Sunday, February 21, 2010

Rubisco enzyme and photosynthesis and photorespireation

In studying climate and how it is intertwined with biology, plant photosynthesis, and the carbon cycle, I've read that plants, most commonly known for their photosythesis, also respire carbon dioxide. They can emit CO2 to the air and to the soil. A recent article in Nature helped me answer a few lingering questions I've had. I'm citing from Nature 14 January 2010 (News and Views by R. John Ellis and article by Liu et al).

Lingering question 1: Do plants get all their carbon from the atmosphere? If not, then the use of plants in biofuels would fail to be carbon neutral. (Note: many other factors can undermine the carbon neutrality of biofuels).
The news and views article credits "virtually all organic carbon in the biosphere" to the rubisco enzyme used in photosynthesis to capture CO2 from the atmosphere. I can't help but wonder whether in the 1/2 billion years of terrestial plants, some species may have evolved a capacity to pull carbon out of the soil, but this is just my speculation. Rubisco is present in photosynthesis, and with it, alternatively, plants may have had no incentive to get carbon from the soil.

Apparently, rubisco emerged when the Earth had little oxygen in the atmosphere and higher CO2. Thus, this choice of enzyme is not as a efficient in the higher oxygen level of the atmosphere established between 800 and 540 million years ago.
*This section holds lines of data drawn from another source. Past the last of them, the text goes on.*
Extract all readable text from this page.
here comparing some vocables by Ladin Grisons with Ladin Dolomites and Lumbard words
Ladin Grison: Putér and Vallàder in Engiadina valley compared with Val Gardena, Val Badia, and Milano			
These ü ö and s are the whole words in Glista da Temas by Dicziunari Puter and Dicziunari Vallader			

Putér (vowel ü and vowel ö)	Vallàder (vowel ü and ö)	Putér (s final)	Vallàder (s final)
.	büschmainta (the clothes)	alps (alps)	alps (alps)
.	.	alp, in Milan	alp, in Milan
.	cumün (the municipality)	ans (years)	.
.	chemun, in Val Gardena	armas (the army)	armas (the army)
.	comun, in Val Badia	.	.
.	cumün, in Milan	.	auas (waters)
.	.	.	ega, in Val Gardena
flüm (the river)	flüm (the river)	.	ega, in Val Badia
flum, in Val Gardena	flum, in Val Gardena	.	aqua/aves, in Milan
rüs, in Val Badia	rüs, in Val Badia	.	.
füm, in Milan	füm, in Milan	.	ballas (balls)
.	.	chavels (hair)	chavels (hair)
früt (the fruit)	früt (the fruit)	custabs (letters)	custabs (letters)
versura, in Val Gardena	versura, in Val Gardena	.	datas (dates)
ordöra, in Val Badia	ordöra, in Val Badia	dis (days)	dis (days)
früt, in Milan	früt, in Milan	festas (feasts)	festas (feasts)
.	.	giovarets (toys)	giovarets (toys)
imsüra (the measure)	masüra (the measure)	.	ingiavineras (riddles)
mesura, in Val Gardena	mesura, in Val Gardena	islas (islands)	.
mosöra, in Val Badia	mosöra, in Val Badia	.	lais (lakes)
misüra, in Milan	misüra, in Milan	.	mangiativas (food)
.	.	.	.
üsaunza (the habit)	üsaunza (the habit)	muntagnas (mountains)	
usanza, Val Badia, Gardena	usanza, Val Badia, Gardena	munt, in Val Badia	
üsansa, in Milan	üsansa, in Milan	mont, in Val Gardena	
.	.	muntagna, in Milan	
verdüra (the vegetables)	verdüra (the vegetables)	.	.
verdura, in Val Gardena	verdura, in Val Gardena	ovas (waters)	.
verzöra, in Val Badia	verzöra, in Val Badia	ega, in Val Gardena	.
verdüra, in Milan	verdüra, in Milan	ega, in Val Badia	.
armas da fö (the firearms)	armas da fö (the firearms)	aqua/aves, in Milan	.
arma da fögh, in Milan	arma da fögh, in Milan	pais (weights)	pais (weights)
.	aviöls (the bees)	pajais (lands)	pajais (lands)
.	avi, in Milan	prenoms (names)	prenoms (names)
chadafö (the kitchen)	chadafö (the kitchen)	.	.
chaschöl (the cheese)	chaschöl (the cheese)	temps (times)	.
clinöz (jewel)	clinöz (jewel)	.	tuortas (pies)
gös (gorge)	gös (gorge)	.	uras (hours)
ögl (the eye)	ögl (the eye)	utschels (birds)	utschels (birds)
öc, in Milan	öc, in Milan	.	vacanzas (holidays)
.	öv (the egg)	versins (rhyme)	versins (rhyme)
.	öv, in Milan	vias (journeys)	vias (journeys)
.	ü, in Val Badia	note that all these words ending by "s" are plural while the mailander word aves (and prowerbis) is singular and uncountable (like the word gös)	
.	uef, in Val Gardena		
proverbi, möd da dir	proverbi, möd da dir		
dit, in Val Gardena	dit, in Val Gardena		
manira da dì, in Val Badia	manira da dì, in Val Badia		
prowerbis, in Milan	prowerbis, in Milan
Lingering questioon 2: what enables plants to respire CO2?

Rubisco can react with either CO2 or oxygen. So, as rubisco fixes CO2, to a lesser amount, it is also reacting with oxygen and producing CO2. The News and Views author cites a loss to photorespiration of up to 25% of the CO2 captured in photosynthesis. So, I can say with confidence that plant respiration has a credible scientific basis.
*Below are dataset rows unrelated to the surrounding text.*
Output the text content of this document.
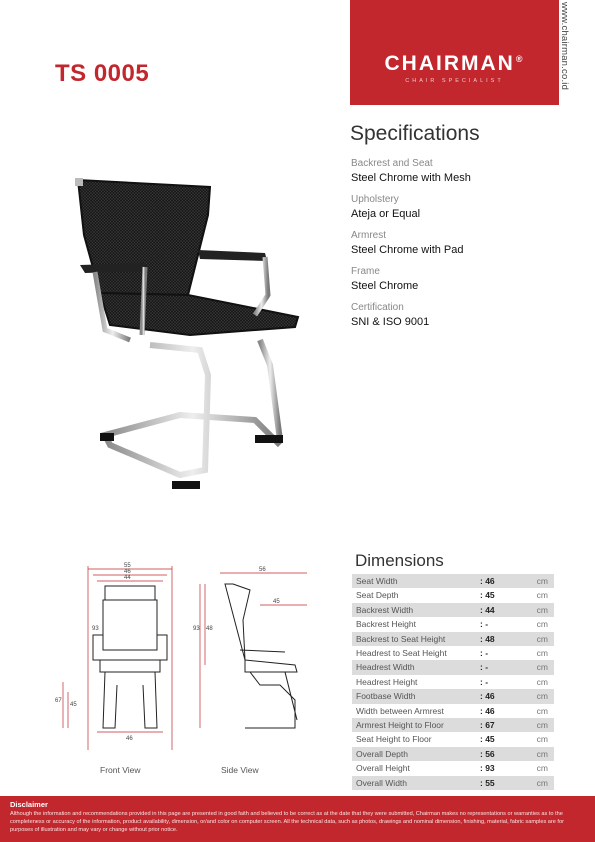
TS 0005	CHAIRMAN®
CHAIR SPECIALIST	www.chairman.co.id
Specifications
Backrest and Seat
Steel Chrome with Mesh
Upholstery
Ateja or Equal
Armrest
Steel Chrome with Pad
Frame
Steel Chrome
Certification
SNI & ISO 9001
55
46
44
46
67
45
93
56
45
93 48
Front View	Side View
Dimensions
Seat Width	: 46	cm
Seat Depth	: 45	cm
Backrest Width	: 44	cm
Backrest Height	: -	cm
Backrest to Seat Height	: 48	cm
Headrest to Seat Height	: -	cm
Headrest Width	: -	cm
Headrest Height	: -	cm
Footbase Width	: 46	cm
Width between Armrest	: 46	cm
Armrest Height to Floor	: 67	cm
Seat Height to Floor	: 45	cm
Overall Depth	: 56	cm
Overall Height	: 93	cm
Overall Width	: 55	cm
Disclaimer
Although the information and recommendations provided in this page are presented in good faith and believed to be correct as at the date that they were submitted, Chairman makes no representations or warranties as to the completeness or accuracy of the information, product availability, dimension, or/and color on computer screen. All the technical data, such as photos, drawings and nominal dimension, finishing, material, fabric samples are for purposes of illustration and may vary or change without prior notice.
The article addresses efforts to engineer a process by which the loss of photorespiration is eliminated from agriculture. I don't feel I can represent what I read on this, and so I won't.

The real interesting part, and the part that ties in with my recent effort to have more explanations of the carbon cycle and biosphere is the reviewer's mention of what happens to the ratio of rubisco's photosynthesis to photorespiration under warmer temperatures: essentially, that warmer temperatures will increase photorespiration. Thus, warmer temperatures can make plants less efficient at sequestering CO2.

So, where increased CO2 can act as a fertilization (and I've read studies making this claim), increased temperatures will take away from this benefit by making plant photosynthesis less efficient. I'm creating an ever growing list of effects and counter effects on this subject.

My remaining questions are 1) is the inefficiency accompanying warmer temperatures linked to the rise of CO2 following warmer temperatures inferred from ice cores; and 2) will plants merely get less efficient or will we see species turnover, where species  that do better at fixing CO2 under warmer temperatures replace those that don't.